Core Concepts
The author introduces a paradigm called Adaptive Discovering and Merging (ADM) to address the challenges of discovering novel classes adaptively while mitigating catastrophic forgetting. The approach involves decoupling representation learning, using Triple Comparison (TC) and Probability Regularization (PR), and proposing Adaptive Model Merging (AMM).
Abstract
The content discusses the challenges of lifelong learning in discovering novel classes from unlabelled data while avoiding catastrophic forgetting. It introduces ADM as a solution that combines adaptive class discovery with model merging techniques to enhance performance. The paper details the methods used, such as TC, PR, AFF, and AMM, along with experimental results showcasing the effectiveness of the proposed approach.
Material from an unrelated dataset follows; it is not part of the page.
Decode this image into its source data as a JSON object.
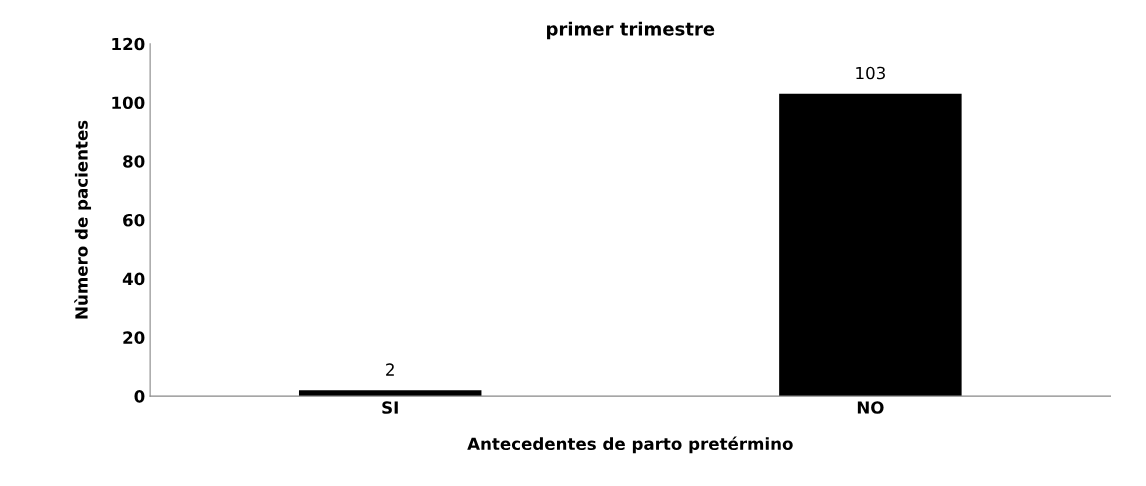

The study compares various state-of-the-art methods in one-step class-iNCD scenarios and demonstrates significant improvements with ADM. Additionally, it evaluates the effectiveness of AMM in class-incremental learning across different stages. The role of gated units in reducing interference between old and new categories is highlighted, showing promising results.
Stats
FRoST achieves 77.5% accuracy for old classes.
FRoST+AFF improves old class accuracy to 77.3%.
FRoST+AMM enhances old class accuracy to 76.8%.
Quotes
"ADM significantly outperforms existing class-incremental Novel Class Discovery approaches."
"Our AMM benefits the class-incremental Learning task by alleviating catastrophic forgetting."